I am trying to find a way to specify some antialiasing settings in three.js/WebGL to try and improve the results.
The thing is that with the exact same code, if I load a model on a Retina Display, the antialiasing works quite fine (even if I move it to my non-retina external monitor afterwards), but it's all pixelated if I load it first on a non-retina screen.
Here is a screenshot (both on Chrome, both displayed on a retina display). Left was loaded on a non-retina, right on a retina: https://i.sstatic.net/EJ0mS.png
What I get from this is that three.js somehow uses the pixel density when initializing the antialiasing. Is there anyway to tweak this so that I can force it to something better?
Thanks a lot in advance for your help :)
Side note: For the record, it seems that the antialiasing works much better on Firefox as well, anyone knows why?
Just in case someone is looking to do the same kind of tweaking I was trying, I'll answer my own question.
Based on WaclawJasper's comment, I found some documentation in Three.js related to my issue.
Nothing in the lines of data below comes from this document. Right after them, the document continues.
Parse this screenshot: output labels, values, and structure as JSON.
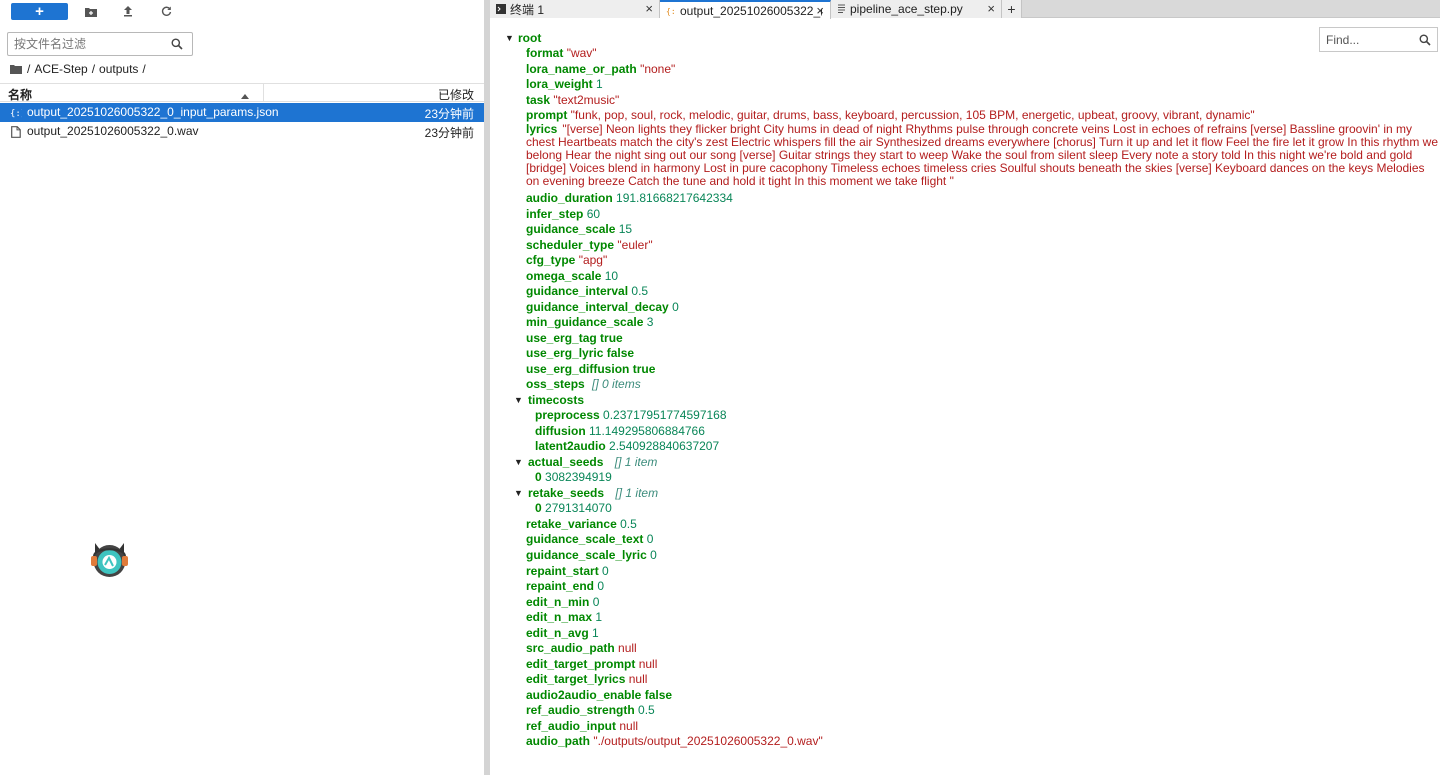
{
  "left": {
    "new_label": "+",
    "filter_placeholder": "按文件名过滤",
    "breadcrumb": [
      "/",
      "ACE-Step",
      "/",
      "outputs",
      "/"
    ],
    "columns": {
      "name": "名称",
      "modified": "已修改"
    },
    "files": [
      {
        "name": "output_20251026005322_0_input_params.json",
        "modified": "23分钟前",
        "icon": "json-icon",
        "selected": true
      },
      {
        "name": "output_20251026005322_0.wav",
        "modified": "23分钟前",
        "icon": "file-icon",
        "selected": false
      }
    ]
  },
  "tabs": [
    {
      "label": "终端 1",
      "icon": "terminal-icon",
      "close": "×"
    },
    {
      "label": "output_20251026005322_(",
      "icon": "json-icon",
      "close": "×"
    },
    {
      "label": "pipeline_ace_step.py",
      "icon": "document-icon",
      "close": "×"
    }
  ],
  "tab_add": "+",
  "find_placeholder": "Find...",
  "tree": {
    "root": "root",
    "format": {
      "k": "format",
      "v": "\"wav\""
    },
    "lora_name": {
      "k": "lora_name_or_path",
      "v": "\"none\""
    },
    "lora_weight": {
      "k": "lora_weight",
      "v": "1"
    },
    "task": {
      "k": "task",
      "v": "\"text2music\""
    },
    "prompt": {
      "k": "prompt",
      "v": "\"funk, pop, soul, rock, melodic, guitar, drums, bass, keyboard, percussion, 105 BPM, energetic, upbeat, groovy, vibrant, dynamic\""
    },
    "lyrics": {
      "k": "lyrics",
      "v": "\"[verse] Neon lights they flicker bright City hums in dead of night Rhythms pulse through concrete veins Lost in echoes of refrains [verse] Bassline groovin' in my chest Heartbeats match the city's zest Electric whispers fill the air Synthesized dreams everywhere [chorus] Turn it up and let it flow Feel the fire let it grow In this rhythm we belong Hear the night sing out our song [verse] Guitar strings they start to weep Wake the soul from silent sleep Every note a story told In this night we're bold and gold [bridge] Voices blend in harmony Lost in pure cacophony Timeless echoes timeless cries Soulful shouts beneath the skies [verse] Keyboard dances on the keys Melodies on evening breeze Catch the tune and hold it tight In this moment we take flight \""
    },
    "audio_duration": {
      "k": "audio_duration",
      "v": "191.81668217642334"
    },
    "infer_step": {
      "k": "infer_step",
      "v": "60"
    },
    "guidance_scale": {
      "k": "guidance_scale",
      "v": "15"
    },
    "scheduler_type": {
      "k": "scheduler_type",
      "v": "\"euler\""
    },
    "cfg_type": {
      "k": "cfg_type",
      "v": "\"apg\""
    },
    "omega_scale": {
      "k": "omega_scale",
      "v": "10"
    },
    "guidance_interval": {
      "k": "guidance_interval",
      "v": "0.5"
    },
    "guidance_interval_decay": {
      "k": "guidance_interval_decay",
      "v": "0"
    },
    "min_guidance_scale": {
      "k": "min_guidance_scale",
      "v": "3"
    },
    "use_erg_tag": {
      "k": "use_erg_tag",
      "v": "true"
    },
    "use_erg_lyric": {
      "k": "use_erg_lyric",
      "v": "false"
    },
    "use_erg_diffusion": {
      "k": "use_erg_diffusion",
      "v": "true"
    },
    "oss_steps": {
      "k": "oss_steps",
      "v": "[]  0 items"
    },
    "timecosts": {
      "k": "timecosts"
    },
    "preprocess": {
      "k": "preprocess",
      "v": "0.23717951774597168"
    },
    "diffusion": {
      "k": "diffusion",
      "v": "11.149295806884766"
    },
    "latent2audio": {
      "k": "latent2audio",
      "v": "2.540928840637207"
    },
    "actual_seeds": {
      "k": "actual_seeds",
      "meta": "[]  1 item"
    },
    "actual_seed_0": {
      "k": "0",
      "v": "3082394919"
    },
    "retake_seeds": {
      "k": "retake_seeds",
      "meta": "[]  1 item"
    },
    "retake_seed_0": {
      "k": "0",
      "v": "2791314070"
    },
    "retake_variance": {
      "k": "retake_variance",
      "v": "0.5"
    },
    "guidance_scale_text": {
      "k": "guidance_scale_text",
      "v": "0"
    },
    "guidance_scale_lyric": {
      "k": "guidance_scale_lyric",
      "v": "0"
    },
    "repaint_start": {
      "k": "repaint_start",
      "v": "0"
    },
    "repaint_end": {
      "k": "repaint_end",
      "v": "0"
    },
    "edit_n_min": {
      "k": "edit_n_min",
      "v": "0"
    },
    "edit_n_max": {
      "k": "edit_n_max",
      "v": "1"
    },
    "edit_n_avg": {
      "k": "edit_n_avg",
      "v": "1"
    },
    "src_audio_path": {
      "k": "src_audio_path",
      "v": "null"
    },
    "edit_target_prompt": {
      "k": "edit_target_prompt",
      "v": "null"
    },
    "edit_target_lyrics": {
      "k": "edit_target_lyrics",
      "v": "null"
    },
    "audio2audio_enable": {
      "k": "audio2audio_enable",
      "v": "false"
    },
    "ref_audio_strength": {
      "k": "ref_audio_strength",
      "v": "0.5"
    },
    "ref_audio_input": {
      "k": "ref_audio_input",
      "v": "null"
    },
    "audio_path": {
      "k": "audio_path",
      "v": "\"./outputs/output_20251026005322_0.wav\""
    }
  },
  "colors": {
    "accent": "#1e74d2",
    "key": "#008800",
    "string": "#b31d1d",
    "number": "#098658"
  }
}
From http://threejs.org/docs/#Reference/Renderers/WebGLRenderer:
.setPixelRatio ( value )
Sets device pixel ratio. This is usually used for HiDPI device to prevent blurring output canvas.
I was using renderer.setPixelRatio( window.devicePixelRatio );
in my initialization, which was the reason why the rendering was depending on where the page was first loaded.
Related to the antialiasing, I now artificially raise the pixel density using renderer.setPixelRatio(2);
on non-retina screens. This results in a much more effective antialiasing, at the cost of increased computation.